When we examine similar cases, we learn that ironically, the biggest problem is the ardent desire itself. If you want something to much, it won’t happen.

“I really need to get this contract. How great would it be to get that promotion and bonus? But what if I fail? That previous contract went off the rails at the last minute and I missed out on a promotion.”

“I have to do well in that job interview tomorrow. Once I’ve got a job, I can propose to my girlfriend. But what if the interview questions are too hard? What if I’m too nervous and stumble over my words?”

These examples show how our fears grow the more ardently we want something. These feelings increase our anxiety and hinder our focus. This is why top-ranked athletes flop at the Olympics and students fail crucial tests.

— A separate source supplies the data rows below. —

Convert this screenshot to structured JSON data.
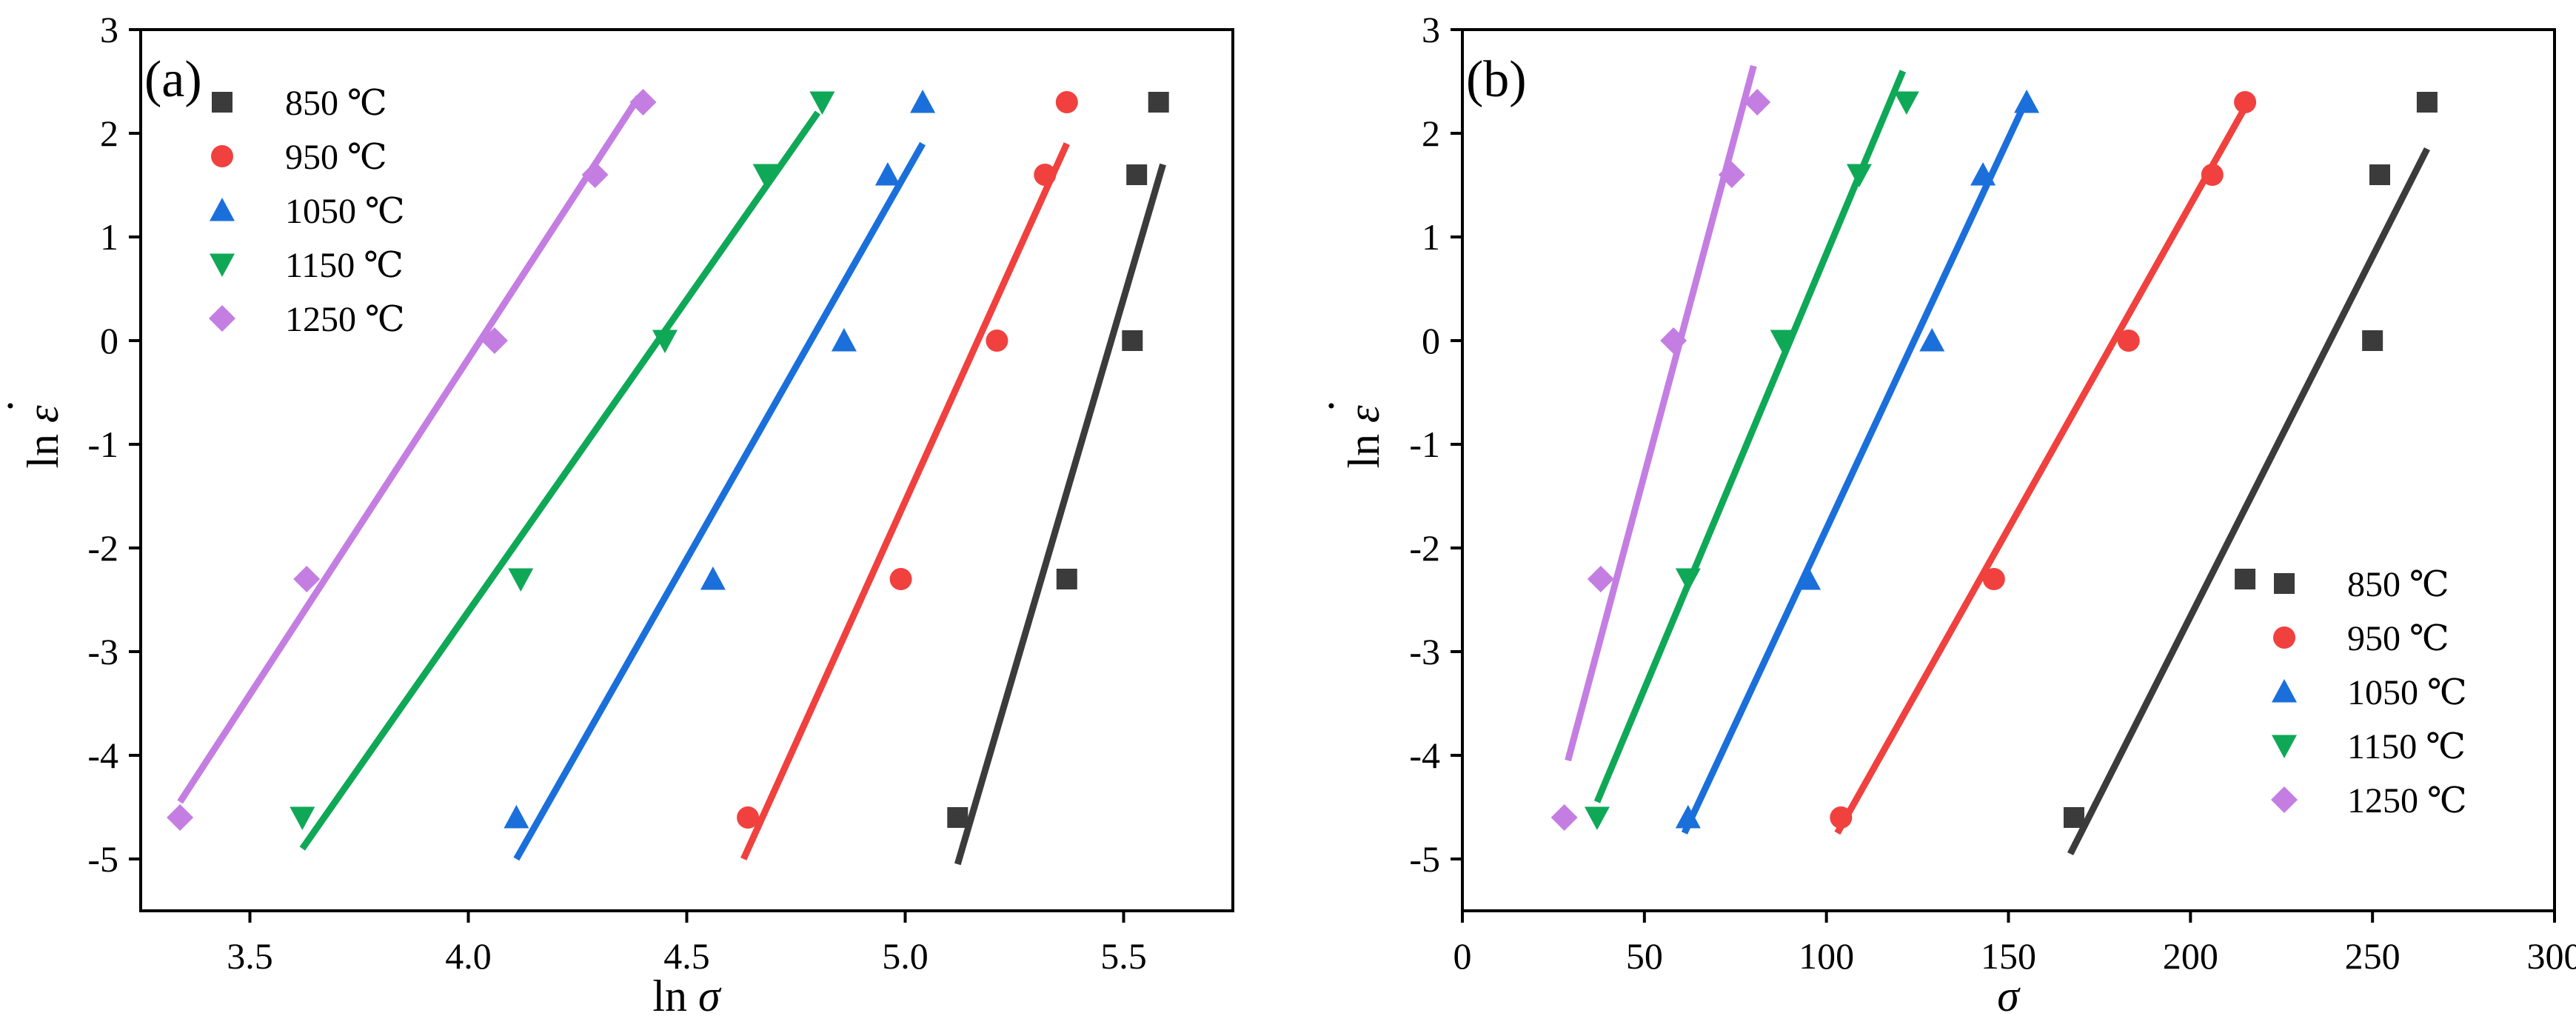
{
  "chart_data": [
    {
      "type": "scatter",
      "panel_label": "(a)",
      "xlabel_prefix": "ln ",
      "xlabel_symbol": "σ",
      "ylabel_prefix": "ln ",
      "ylabel_symbol": "ε",
      "ylabel_accent": "·",
      "xlim": [
        3.25,
        5.75
      ],
      "ylim": [
        -5.5,
        3
      ],
      "xticks": [
        "3.5",
        "4.0",
        "4.5",
        "5.0",
        "5.5"
      ],
      "xtick_values": [
        3.5,
        4.0,
        4.5,
        5.0,
        5.5
      ],
      "yticks": [
        "3",
        "2",
        "1",
        "0",
        "-1",
        "-2",
        "-3",
        "-4",
        "-5"
      ],
      "ytick_values": [
        3,
        2,
        1,
        0,
        -1,
        -2,
        -3,
        -4,
        -5
      ],
      "legend_position": "top-left",
      "series": [
        {
          "name": "850 ℃",
          "color": "#3b3b3b",
          "marker": "square",
          "x": [
            5.12,
            5.37,
            5.52,
            5.53,
            5.58
          ],
          "y": [
            -4.6,
            -2.3,
            0,
            1.6,
            2.3
          ],
          "fit": {
            "x": [
              5.12,
              5.59
            ],
            "y": [
              -5.05,
              1.7
            ]
          }
        },
        {
          "name": "950 ℃",
          "color": "#f0413f",
          "marker": "circle",
          "x": [
            4.64,
            4.99,
            5.21,
            5.32,
            5.37
          ],
          "y": [
            -4.6,
            -2.3,
            0,
            1.6,
            2.3
          ],
          "fit": {
            "x": [
              4.63,
              5.37
            ],
            "y": [
              -5.0,
              1.9
            ]
          }
        },
        {
          "name": "1050 ℃",
          "color": "#1a6fdb",
          "marker": "triangle-up",
          "x": [
            4.11,
            4.56,
            4.86,
            4.96,
            5.04
          ],
          "y": [
            -4.6,
            -2.3,
            0,
            1.6,
            2.3
          ],
          "fit": {
            "x": [
              4.11,
              5.04
            ],
            "y": [
              -5.0,
              1.9
            ]
          }
        },
        {
          "name": "1150 ℃",
          "color": "#0fa857",
          "marker": "triangle-down",
          "x": [
            3.62,
            4.12,
            4.45,
            4.68,
            4.81
          ],
          "y": [
            -4.6,
            -2.3,
            0,
            1.6,
            2.3
          ],
          "fit": {
            "x": [
              3.62,
              4.8
            ],
            "y": [
              -4.9,
              2.2
            ]
          }
        },
        {
          "name": "1250 ℃",
          "color": "#c47ee2",
          "marker": "diamond",
          "x": [
            3.34,
            3.63,
            4.06,
            4.29,
            4.4
          ],
          "y": [
            -4.6,
            -2.3,
            0,
            1.6,
            2.3
          ],
          "fit": {
            "x": [
              3.34,
              4.39
            ],
            "y": [
              -4.45,
              2.35
            ]
          }
        }
      ]
    },
    {
      "type": "scatter",
      "panel_label": "(b)",
      "xlabel_prefix": "",
      "xlabel_symbol": "σ",
      "ylabel_prefix": "ln ",
      "ylabel_symbol": "ε",
      "ylabel_accent": "·",
      "xlim": [
        0,
        300
      ],
      "ylim": [
        -5.5,
        3
      ],
      "xticks": [
        "0",
        "50",
        "100",
        "150",
        "200",
        "250",
        "300"
      ],
      "xtick_values": [
        0,
        50,
        100,
        150,
        200,
        250,
        300
      ],
      "yticks": [
        "3",
        "2",
        "1",
        "0",
        "-1",
        "-2",
        "-3",
        "-4",
        "-5"
      ],
      "ytick_values": [
        3,
        2,
        1,
        0,
        -1,
        -2,
        -3,
        -4,
        -5
      ],
      "legend_position": "bottom-right",
      "series": [
        {
          "name": "850 ℃",
          "color": "#3b3b3b",
          "marker": "square",
          "x": [
            168,
            215,
            250,
            252,
            265
          ],
          "y": [
            -4.6,
            -2.3,
            0,
            1.6,
            2.3
          ],
          "fit": {
            "x": [
              167,
              265
            ],
            "y": [
              -4.95,
              1.85
            ]
          }
        },
        {
          "name": "950 ℃",
          "color": "#f0413f",
          "marker": "circle",
          "x": [
            104,
            146,
            183,
            206,
            215
          ],
          "y": [
            -4.6,
            -2.3,
            0,
            1.6,
            2.3
          ],
          "fit": {
            "x": [
              103,
              215
            ],
            "y": [
              -4.75,
              2.25
            ]
          }
        },
        {
          "name": "1050 ℃",
          "color": "#1a6fdb",
          "marker": "triangle-up",
          "x": [
            62,
            95,
            129,
            143,
            155
          ],
          "y": [
            -4.6,
            -2.3,
            0,
            1.6,
            2.3
          ],
          "fit": {
            "x": [
              61,
              154
            ],
            "y": [
              -4.75,
              2.25
            ]
          }
        },
        {
          "name": "1150 ℃",
          "color": "#0fa857",
          "marker": "triangle-down",
          "x": [
            37,
            62,
            88,
            109,
            122
          ],
          "y": [
            -4.6,
            -2.3,
            0,
            1.6,
            2.3
          ],
          "fit": {
            "x": [
              37,
              121
            ],
            "y": [
              -4.45,
              2.6
            ]
          }
        },
        {
          "name": "1250 ℃",
          "color": "#c47ee2",
          "marker": "diamond",
          "x": [
            28,
            38,
            58,
            74,
            81
          ],
          "y": [
            -4.6,
            -2.3,
            0,
            1.6,
            2.3
          ],
          "fit": {
            "x": [
              29,
              80
            ],
            "y": [
              -4.05,
              2.65
            ]
          }
        }
      ]
    }
  ]
}
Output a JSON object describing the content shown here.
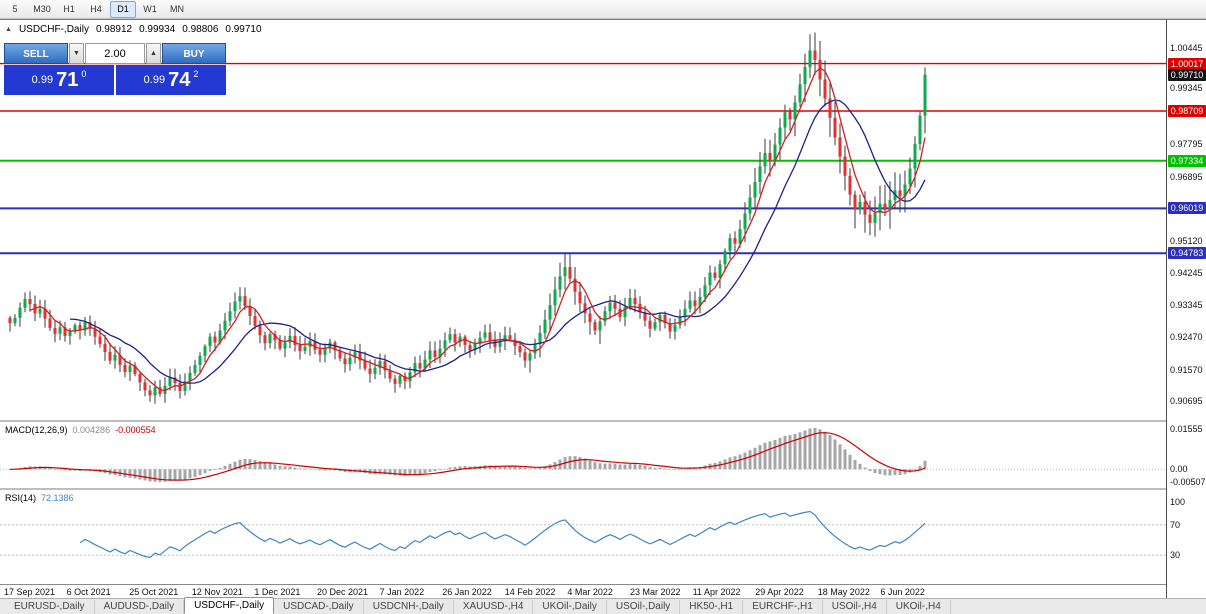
{
  "toolbar": {
    "timeframes": [
      {
        "label": "5",
        "active": false
      },
      {
        "label": "M30",
        "active": false
      },
      {
        "label": "H1",
        "active": false
      },
      {
        "label": "H4",
        "active": false
      },
      {
        "label": "D1",
        "active": true
      },
      {
        "label": "W1",
        "active": false
      },
      {
        "label": "MN",
        "active": false
      }
    ]
  },
  "chart": {
    "title": {
      "symbol": "USDCHF-,Daily",
      "open": "0.98912",
      "high": "0.99934",
      "low": "0.98806",
      "close": "0.99710"
    },
    "one_click": {
      "sell_label": "SELL",
      "buy_label": "BUY",
      "volume": "2.00",
      "sell_price": {
        "base": "0.99",
        "pips": "71",
        "point": "0"
      },
      "buy_price": {
        "base": "0.99",
        "pips": "74",
        "point": "2"
      }
    },
    "current_price": {
      "label": "0.99710",
      "box_color": "#141414"
    }
  },
  "macd": {
    "label": "MACD(12,26,9)",
    "main_value": "0.004286",
    "signal_value": "-0.000554",
    "axis": [
      "0.01555",
      "0.00",
      "-0.00507"
    ]
  },
  "rsi": {
    "label": "RSI(14)",
    "value": "72.1386",
    "axis": [
      100,
      70,
      30
    ],
    "guide_levels": [
      70,
      30
    ]
  },
  "tabs": [
    {
      "label": "EURUSD-,Daily",
      "active": false
    },
    {
      "label": "AUDUSD-,Daily",
      "active": false
    },
    {
      "label": "USDCHF-,Daily",
      "active": true
    },
    {
      "label": "USDCAD-,Daily",
      "active": false
    },
    {
      "label": "USDCNH-,Daily",
      "active": false
    },
    {
      "label": "XAUUSD-,H4",
      "active": false
    },
    {
      "label": "UKOil-,Daily",
      "active": false
    },
    {
      "label": "USOil-,Daily",
      "active": false
    },
    {
      "label": "HK50-,H1",
      "active": false
    },
    {
      "label": "EURCHF-,H1",
      "active": false
    },
    {
      "label": "USOil-,H4",
      "active": false
    },
    {
      "label": "UKOil-,H4",
      "active": false
    }
  ],
  "colors": {
    "bull": "#0faa4e",
    "bear": "#e03232",
    "wick": "#3a3a3a",
    "ma_fast": "#d02020",
    "ma_slow": "#20208c",
    "macd_hist": "#a6a6a6",
    "macd_signal": "#cc0000",
    "rsi_line": "#3d85c8"
  },
  "chart_data": {
    "type": "candlestick",
    "symbol": "USDCHF",
    "period": "Daily",
    "ylim": [
      0.904,
      1.01
    ],
    "y_axis_ticks": [
      "1.00445",
      "0.99345",
      "0.97795",
      "0.96895",
      "0.95120",
      "0.94245",
      "0.93345",
      "0.92470",
      "0.91570",
      "0.90695"
    ],
    "x_axis_labels": [
      "17 Sep 2021",
      "6 Oct 2021",
      "25 Oct 2021",
      "12 Nov 2021",
      "1 Dec 2021",
      "20 Dec 2021",
      "7 Jan 2022",
      "26 Jan 2022",
      "14 Feb 2022",
      "4 Mar 2022",
      "23 Mar 2022",
      "11 Apr 2022",
      "29 Apr 2022",
      "18 May 2022",
      "6 Jun 2022"
    ],
    "levels": [
      {
        "price": 1.00017,
        "label": "1.00017",
        "color": "#dd0000",
        "width": 1.4
      },
      {
        "price": 0.98709,
        "label": "0.98709",
        "color": "#dd0000",
        "width": 1.4
      },
      {
        "price": 0.97334,
        "label": "0.97334",
        "color": "#00c000",
        "width": 2
      },
      {
        "price": 0.96019,
        "label": "0.96019",
        "color": "#2a2fbe",
        "width": 2
      },
      {
        "price": 0.94783,
        "label": "0.94783",
        "color": "#2a2fbe",
        "width": 2
      }
    ],
    "current_price": 0.9971,
    "closes": [
      0.9285,
      0.93,
      0.9328,
      0.9352,
      0.9338,
      0.9312,
      0.9325,
      0.9298,
      0.9272,
      0.9256,
      0.9274,
      0.925,
      0.9262,
      0.928,
      0.9265,
      0.9288,
      0.927,
      0.9248,
      0.9228,
      0.9206,
      0.9182,
      0.9198,
      0.917,
      0.915,
      0.9168,
      0.9145,
      0.9122,
      0.91,
      0.9086,
      0.9108,
      0.909,
      0.9112,
      0.9135,
      0.912,
      0.9098,
      0.9125,
      0.9148,
      0.917,
      0.9195,
      0.9222,
      0.9248,
      0.9232,
      0.9265,
      0.9292,
      0.9318,
      0.9345,
      0.936,
      0.9332,
      0.9305,
      0.9278,
      0.9252,
      0.923,
      0.9255,
      0.9238,
      0.9215,
      0.9232,
      0.925,
      0.9225,
      0.9208,
      0.922,
      0.9236,
      0.9212,
      0.9198,
      0.9215,
      0.9232,
      0.921,
      0.9188,
      0.9172,
      0.919,
      0.9205,
      0.9182,
      0.916,
      0.9145,
      0.9162,
      0.918,
      0.9155,
      0.9132,
      0.9118,
      0.914,
      0.9125,
      0.915,
      0.9175,
      0.916,
      0.9185,
      0.921,
      0.9192,
      0.9215,
      0.9238,
      0.9255,
      0.9232,
      0.9248,
      0.9225,
      0.921,
      0.9228,
      0.9245,
      0.926,
      0.9238,
      0.922,
      0.9235,
      0.9252,
      0.924,
      0.9222,
      0.9205,
      0.9182,
      0.9202,
      0.9228,
      0.9258,
      0.9295,
      0.9335,
      0.9378,
      0.9415,
      0.944,
      0.9408,
      0.9372,
      0.934,
      0.9312,
      0.9288,
      0.9265,
      0.929,
      0.9318,
      0.9342,
      0.9325,
      0.9302,
      0.933,
      0.9355,
      0.9338,
      0.9315,
      0.9292,
      0.927,
      0.9288,
      0.9308,
      0.9285,
      0.9262,
      0.928,
      0.9302,
      0.9325,
      0.9348,
      0.9332,
      0.9358,
      0.939,
      0.9425,
      0.941,
      0.9448,
      0.9485,
      0.952,
      0.9505,
      0.9545,
      0.9588,
      0.9632,
      0.9675,
      0.9718,
      0.9755,
      0.9732,
      0.9778,
      0.9825,
      0.987,
      0.9848,
      0.9895,
      0.9945,
      0.9992,
      1.0038,
      1.0012,
      0.9958,
      0.9905,
      0.9852,
      0.9798,
      0.9745,
      0.9692,
      0.964,
      0.9598,
      0.962,
      0.9585,
      0.9562,
      0.959,
      0.9615,
      0.9598,
      0.9625,
      0.9652,
      0.9635,
      0.9668,
      0.9712,
      0.978,
      0.9858,
      0.9971
    ],
    "indicators": {
      "ma_fast_period": 5,
      "ma_slow_period": 13,
      "macd": [
        12,
        26,
        9
      ],
      "rsi_period": 14
    }
  }
}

To return to your question, I recommend you first reflect on your attitude toward your goal. Excessive yearning and idealization of your goal can easily lead to anxiety and fear. These feelings push away good fortune and replace it with bad luck, ultimately ruining your dreams.

Attending Harvard Law School won’t solve all your problems or lead to eternal happiness. Keep preparing little by little and you’ll get there someday. Put aside your desperate expectations and try to feel at ease and comfortable about your goal.

It’s when people are relaxed and comfortable that they can be themselves and use their capabilities to their utmost. Achieving goals naturally becomes easier at these times. If, on the other hand, you are caught up in a battle with yourself, your life will be an ongoing war and the road to your dream can only be rugged and difficult.

Suh Yoon's Quotes

“If you want something to much, it won’t happen. Our fears grow the more ardently we want something. These feelings increase our anxiety and hinder our focus.”

“It’s when people are relaxed and comfortable that they can be themselves and use their capabilities to their utmost.”

“Excessive yearning and idealization of your goal can easily lead to anxiety and fear. These feelings push away good fortune and replace it with bad luck, ultimately ruining your dreams.”